32 In the original it is insāniyya, which means humanity or being human. But the context clearly implies that the correct phrase is ‘being rational’. I took the liberty of substituting ‘rational’ for ‘human’ to maintain the natural flow of the passage.

33 Al-Ġazālī, Tahāfut al-Falāsifa, p. 163.

34 Ibid., p. 185.

35 Ibid., p. 188.

36 Ibid., p. 187. ‘Agent’ is an unfortunate translation of the Arabic fāʿil. In the grammatical sense the fāʿil of a sentence is the subject of the verb, that is, the agent. The fāʿil in general is a doer, an active agent, someone or something that performs an action. There is a debate between the philosophers and al-Ġazalī whether agency in this sense requires will or not. The issue is important because the philosophers describe God as the agent (fāʿil) of the world, even though they believe that the world emanated from God by necessity. Al-Ġazālī thinks that calling an unwilling cause “agent” can only be metaphorical. According to him, agency requires will. Thus, he says in the Third Discussion of the Tahāfut that if someone threw another into a fire, then it is literally said that the man who threw the victim into the fire is the killer and it is only metaphorically said that the fire killed him. To this Ibn Rušd responds in Tahāfut al-Tahāfut that there is confusion here because the fire in this case is an instrument for the killing, but if the victim is burned without anyone throwing him into the fire, no one would say that the fire burned him metaphorically. (See Rushd, Ibn, Tahāfut al-Tahāfut, 4th edn, ed. Bouyges, Maurice [Beirut, 2003], p. 160.)Google Scholar

37 Al-Ġazālī, Tahāfut al-Falāsifa, pp. 185–6.

38 Ibid., p. 186.

39 Ibid., p. 164.

40 I am grateful to Roslyn Weiss for making this observation.

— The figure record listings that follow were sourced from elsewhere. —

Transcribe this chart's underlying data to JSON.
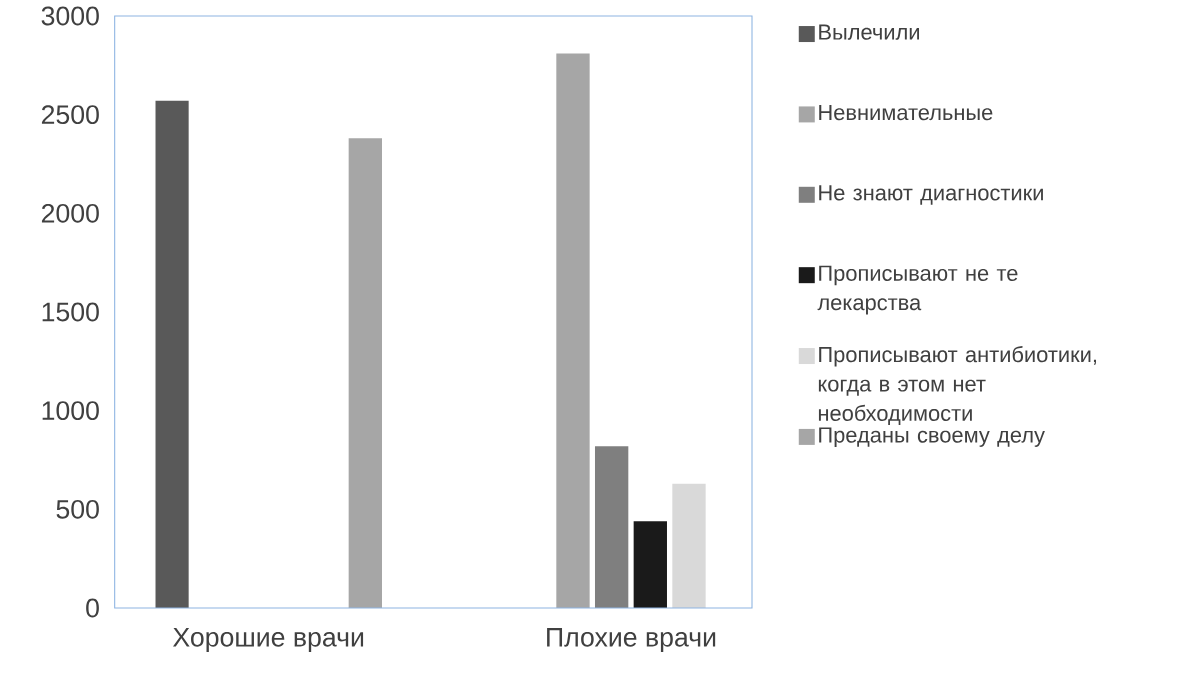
{
  "chart_data": {
    "type": "bar",
    "categories": [
      "Хорошие врачи",
      "Плохие врачи"
    ],
    "series": [
      {
        "name": "Вылечили",
        "color": "#595959",
        "values": [
          2570,
          null
        ]
      },
      {
        "name": "Невнимательные",
        "color": "#a6a6a6",
        "values": [
          null,
          2810
        ]
      },
      {
        "name": "Не знают диагностики",
        "color": "#7f7f7f",
        "values": [
          null,
          820
        ]
      },
      {
        "name": "Прописывают не те лекарства",
        "color": "#1a1a1a",
        "values": [
          null,
          440
        ]
      },
      {
        "name": "Прописывают антибиотики, когда в этом нет необходимости",
        "color": "#d9d9d9",
        "values": [
          null,
          630
        ]
      },
      {
        "name": "Преданы своему делу",
        "color": "#a6a6a6",
        "values": [
          2380,
          null
        ]
      }
    ],
    "ylim": [
      0,
      3000
    ],
    "yticks": [
      0,
      500,
      1000,
      1500,
      2000,
      2500,
      3000
    ],
    "grid": false,
    "legend": "right"
  }
}
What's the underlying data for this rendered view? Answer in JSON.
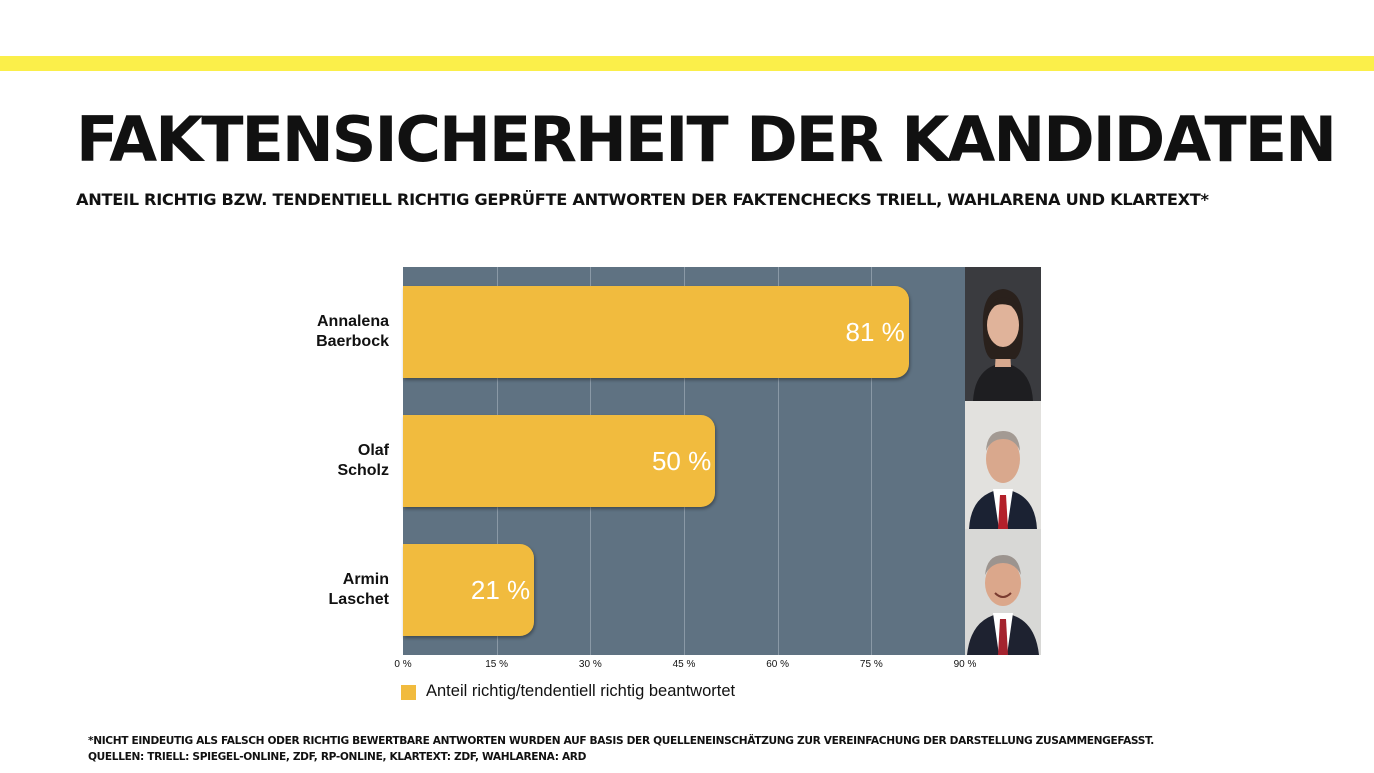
{
  "title": "FAKTENSICHERHEIT DER KANDIDATEN",
  "subtitle": "ANTEIL RICHTIG BZW. TENDENTIELL RICHTIG GEPRÜFTE ANTWORTEN DER FAKTENCHECKS TRIELL, WAHLARENA UND KLARTEXT*",
  "chart_data": {
    "type": "bar",
    "orientation": "horizontal",
    "categories": [
      [
        "Annalena",
        "Baerbock"
      ],
      [
        "Olaf",
        "Scholz"
      ],
      [
        "Armin",
        "Laschet"
      ]
    ],
    "values": [
      81,
      50,
      21
    ],
    "value_labels": [
      "81 %",
      "50 %",
      "21 %"
    ],
    "xlim": [
      0,
      90
    ],
    "ticks": [
      0,
      15,
      30,
      45,
      60,
      75,
      90
    ],
    "tick_labels": [
      "0 %",
      "15 %",
      "30 %",
      "45 %",
      "60 %",
      "75 %",
      "90 %"
    ],
    "legend": "Anteil richtig/tendentiell richtig beantwortet",
    "bar_color": "#f1bb3e",
    "background_color": "#5f7282",
    "grid": true,
    "legend_position": "bottom-left"
  },
  "photos": [
    "woman-portrait",
    "man-portrait-grey-hair",
    "man-portrait-smiling"
  ],
  "footnotes": [
    "*NICHT EINDEUTIG ALS FALSCH ODER RICHTIG BEWERTBARE ANTWORTEN WURDEN AUF BASIS DER QUELLENEINSCHÄTZUNG ZUR VEREINFACHUNG DER DARSTELLUNG ZUSAMMENGEFASST.",
    "QUELLEN: TRIELL: SPIEGEL-ONLINE, ZDF, RP-ONLINE, KLARTEXT: ZDF, WAHLARENA: ARD"
  ]
}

41 See note 3 for the distinction between temporal and essential causation.

42 Of course, arguments could be, and actually were, given to show that a necessary existent could not undergo change. In the language of the era, the necessary existent is devoid of occurrents (ḥawādiṯ). What is unclear is why this is assumed to be part of the essence of a necessary existent rather than a consequence of its essence.